С того времени, как Шиллер удалился от нас, он несколько раз хворал и поправлялся. Мы спрашивали о нем с сыновней тревогой. Выздоравливая, он, бывало, прогуливался иногда под нашими окнами. Мы кашлем здоровались с ним, и он, смотря наверх с печальной улыбкой, говорил часовому, так что мы слышали:

— Da sind meine Sohne! (Там мои сыновья!)

Бедный старик! Как тяжело мне было видеть, что ты едва-едва тащишься со своим больным боком, а я не могу поддержать тебя своею рукою!

Иногда он садился тут на траву и читал. Это были те книги, которые он давал мне читать. И, чтобы я их узнал, он говорил часовому их заглавия или перечитывал какой-нибудь отрывок. Большею частью, это были повести из календарей или другие романы не высокого литературного достоинства, но нравственного содержания.

После разнообразных возвратов апоплексии, его отправили в военный госпиталь. Он уже был в самом плохом состоянии и вскоре там умер. Было у него несколько сотен флоринов, плод его долгих сбережений: он роздал их в подарок некоторым своим сослуживцам. Когда он увидал близкий свой конец, он призвал к себе этих приятелей и сказал:

— У меня ближе вас нет никого, удержите каждый из вас то, что у вас в руках. Я прошу вас только молиться за меня.

У одного из этих друзей была дочь восемнадцати лет, крестница Шиллера. За несколько часов до смерти добрый старик послал за ней. Он не мог уже больше произносить ясно слов, снял с пальца серебряное кольцо, свое последнее богатство, и надел ей его на палец. Потом он поцеловал ее, и заплакал, целуя. Девушка громко рыдала и обливала его слезами. Он утирал ей их платком. Взял ее руки и положил их к себе на глаза.

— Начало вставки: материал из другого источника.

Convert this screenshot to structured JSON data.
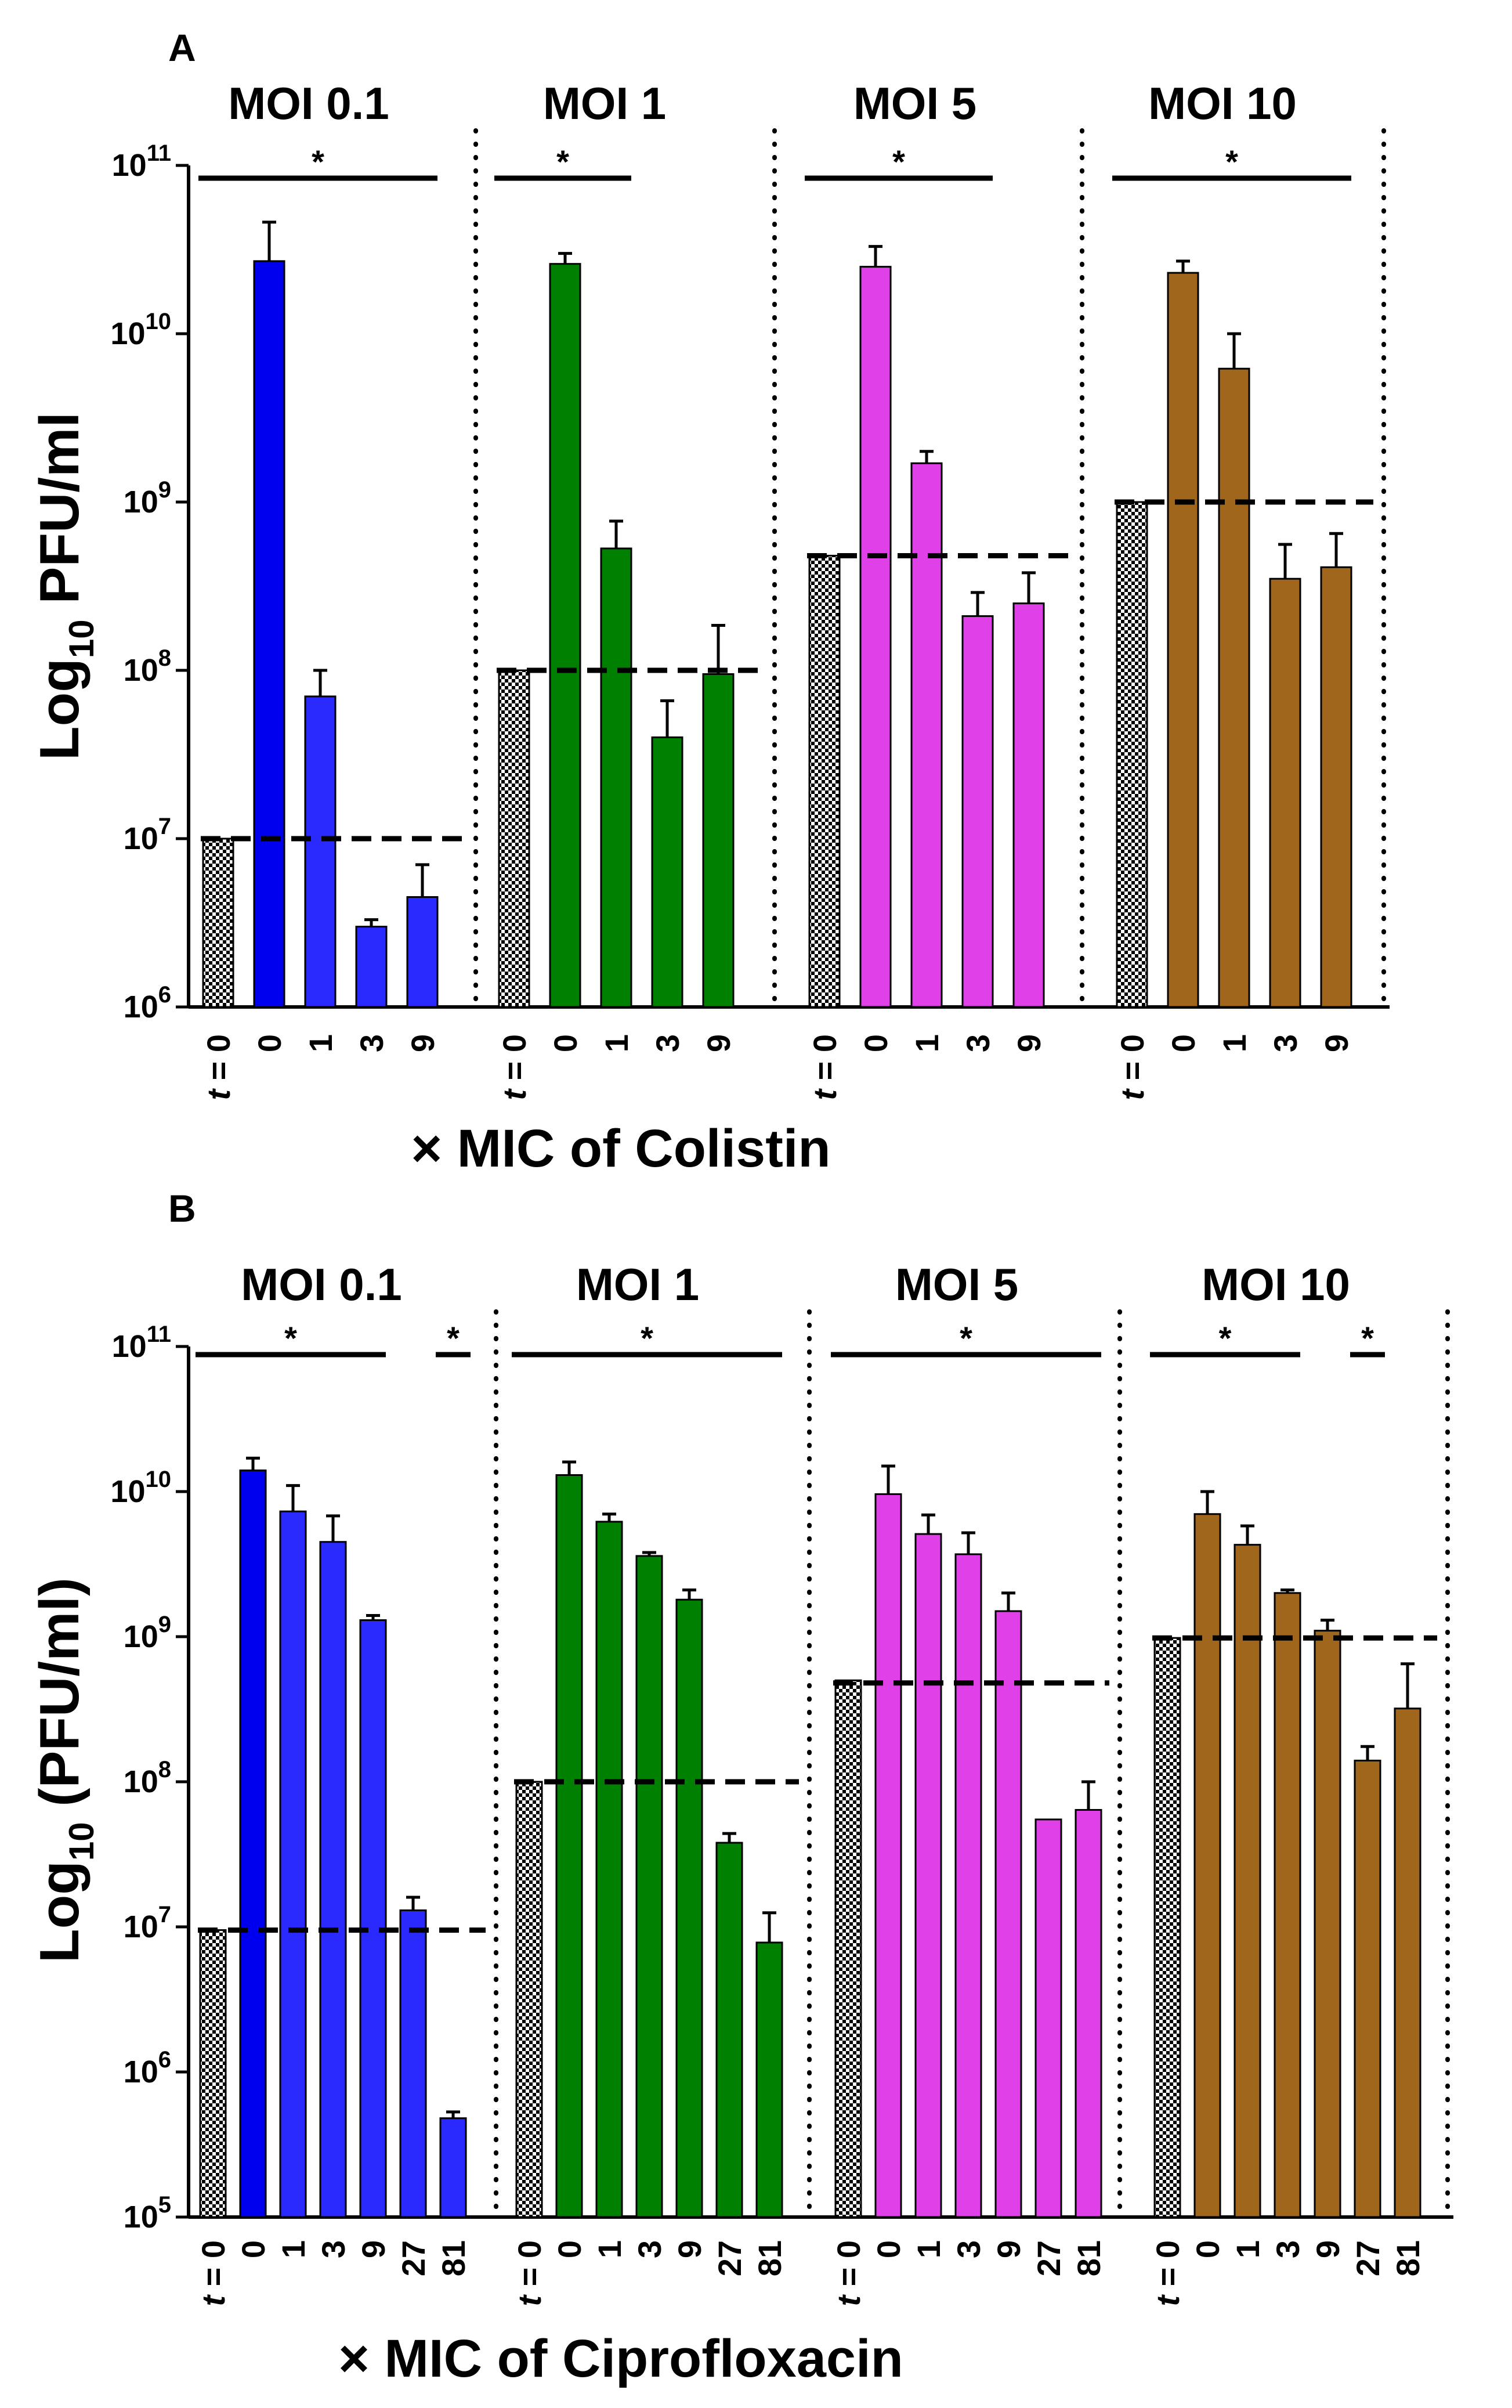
{
  "chart_data": [
    {
      "panel": "A",
      "type": "bar",
      "yscale": "log",
      "ylim": [
        1000000,
        100000000000
      ],
      "ylabel_main": "Log",
      "ylabel_sub": "10",
      "ylabel_rest": " PFU/ml",
      "xlabel": "× MIC of Colistin",
      "yticks": [
        {
          "base": "10",
          "exp": "6",
          "value": 1000000
        },
        {
          "base": "10",
          "exp": "7",
          "value": 10000000
        },
        {
          "base": "10",
          "exp": "8",
          "value": 100000000
        },
        {
          "base": "10",
          "exp": "9",
          "value": 1000000000
        },
        {
          "base": "10",
          "exp": "10",
          "value": 10000000000
        },
        {
          "base": "10",
          "exp": "11",
          "value": 100000000000
        }
      ],
      "t0_prefix": "t",
      "t0_suffix": " = ",
      "groups": [
        {
          "title": "MOI 0.1",
          "color": "#2a2aff",
          "color_first": "#0000ee",
          "t0_label": "0",
          "t0_value": 10000000,
          "dashed_level": 10000000,
          "categories": [
            "0",
            "1",
            "3",
            "9"
          ],
          "values": [
            27000000000,
            70000000,
            3000000,
            4500000
          ],
          "errors": [
            46000000000,
            100000000,
            3300000,
            7000000
          ],
          "significance": [
            {
              "label": "*",
              "from": 0,
              "to": 4
            }
          ]
        },
        {
          "title": "MOI 1",
          "color": "#008000",
          "color_first": "#008000",
          "t0_label": "0",
          "t0_value": 100000000,
          "dashed_level": 100000000,
          "categories": [
            "0",
            "1",
            "3",
            "9"
          ],
          "values": [
            26000000000,
            530000000,
            40000000,
            95000000
          ],
          "errors": [
            30000000000,
            770000000,
            66000000,
            185000000
          ],
          "significance": [
            {
              "label": "*",
              "from": 0,
              "to": 2
            }
          ]
        },
        {
          "title": "MOI 5",
          "color": "#e040e8",
          "color_first": "#e040e8",
          "t0_label": "0",
          "t0_value": 480000000,
          "dashed_level": 480000000,
          "categories": [
            "0",
            "1",
            "3",
            "9"
          ],
          "values": [
            25000000000,
            1700000000,
            210000000,
            250000000
          ],
          "errors": [
            33000000000,
            2000000000,
            290000000,
            380000000
          ],
          "significance": [
            {
              "label": "*",
              "from": 0,
              "to": 3
            }
          ]
        },
        {
          "title": "MOI 10",
          "color": "#a0661c",
          "color_first": "#a0661c",
          "t0_label": "0",
          "t0_value": 1000000000,
          "dashed_level": 1000000000,
          "categories": [
            "0",
            "1",
            "3",
            "9"
          ],
          "values": [
            23000000000,
            6200000000,
            350000000,
            410000000
          ],
          "errors": [
            27000000000,
            10000000000,
            560000000,
            650000000
          ],
          "significance": [
            {
              "label": "*",
              "from": 0,
              "to": 4
            }
          ]
        }
      ]
    },
    {
      "panel": "B",
      "type": "bar",
      "yscale": "log",
      "ylim": [
        100000,
        100000000000
      ],
      "ylabel_main": "Log",
      "ylabel_sub": "10",
      "ylabel_rest": " (PFU/ml)",
      "xlabel": "× MIC of Ciprofloxacin",
      "yticks": [
        {
          "base": "10",
          "exp": "5",
          "value": 100000
        },
        {
          "base": "10",
          "exp": "6",
          "value": 1000000
        },
        {
          "base": "10",
          "exp": "7",
          "value": 10000000
        },
        {
          "base": "10",
          "exp": "8",
          "value": 100000000
        },
        {
          "base": "10",
          "exp": "9",
          "value": 1000000000
        },
        {
          "base": "10",
          "exp": "10",
          "value": 10000000000
        },
        {
          "base": "10",
          "exp": "11",
          "value": 100000000000
        }
      ],
      "t0_prefix": "t",
      "t0_suffix": " = ",
      "groups": [
        {
          "title": "MOI 0.1",
          "color": "#2a2aff",
          "color_first": "#0000ee",
          "t0_label": "0",
          "t0_value": 9500000,
          "dashed_level": 9500000,
          "categories": [
            "0",
            "1",
            "3",
            "9",
            "27",
            "81"
          ],
          "values": [
            14000000000,
            7300000000,
            4500000000,
            1300000000,
            13000000,
            480000
          ],
          "errors": [
            17000000000,
            11000000000,
            6800000000,
            1400000000,
            16000000,
            530000
          ],
          "significance": [
            {
              "label": "*",
              "from": 0,
              "to": 4
            },
            {
              "label": "*",
              "from": 6,
              "to": 6
            }
          ]
        },
        {
          "title": "MOI 1",
          "color": "#008000",
          "color_first": "#008000",
          "t0_label": "0",
          "t0_value": 100000000,
          "dashed_level": 100000000,
          "categories": [
            "0",
            "1",
            "3",
            "9",
            "27",
            "81"
          ],
          "values": [
            13000000000,
            6200000000,
            3600000000,
            1800000000,
            38000000,
            7800000
          ],
          "errors": [
            16000000000,
            7000000000,
            3800000000,
            2100000000,
            44000000,
            12500000
          ],
          "significance": [
            {
              "label": "*",
              "from": 0,
              "to": 6
            }
          ]
        },
        {
          "title": "MOI 5",
          "color": "#e040e8",
          "color_first": "#e040e8",
          "t0_label": "0",
          "t0_value": 500000000,
          "dashed_level": 480000000,
          "categories": [
            "0",
            "1",
            "3",
            "9",
            "27",
            "81"
          ],
          "values": [
            9600000000,
            5100000000,
            3700000000,
            1500000000,
            55000000,
            64000000
          ],
          "errors": [
            15000000000,
            6900000000,
            5200000000,
            2000000000,
            55000000,
            100000000
          ],
          "significance": [
            {
              "label": "*",
              "from": 0,
              "to": 6
            }
          ]
        },
        {
          "title": "MOI 10",
          "color": "#a0661c",
          "color_first": "#a0661c",
          "t0_label": "0",
          "t0_value": 980000000,
          "dashed_level": 980000000,
          "categories": [
            "0",
            "1",
            "3",
            "9",
            "27",
            "81"
          ],
          "values": [
            7000000000,
            4300000000,
            2000000000,
            1100000000,
            140000000,
            320000000
          ],
          "errors": [
            10000000000,
            5800000000,
            2100000000,
            1300000000,
            175000000,
            650000000
          ],
          "significance": [
            {
              "label": "*",
              "from": 0,
              "to": 3
            },
            {
              "label": "*",
              "from": 5,
              "to": 5
            }
          ]
        }
      ]
    }
  ]
}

Эти глаза закрылись навсегда.

LXXXII

Человеческие утешения исчезали для нас одно за другим, печали все увеличивались. Я покорялся воле Божией, но покорялся стеная, и моя душа вместо того, чтобы сделаться нечувствительной к несчастию, казалось, все больнее чувствовала его.

Раз мне был тайно доставлен листок «Аугсбургской Газеты», в котором сообщалась чрезвычайно странная вещь относительно меня, по случаю пострижения в монахини одной из моих сестер.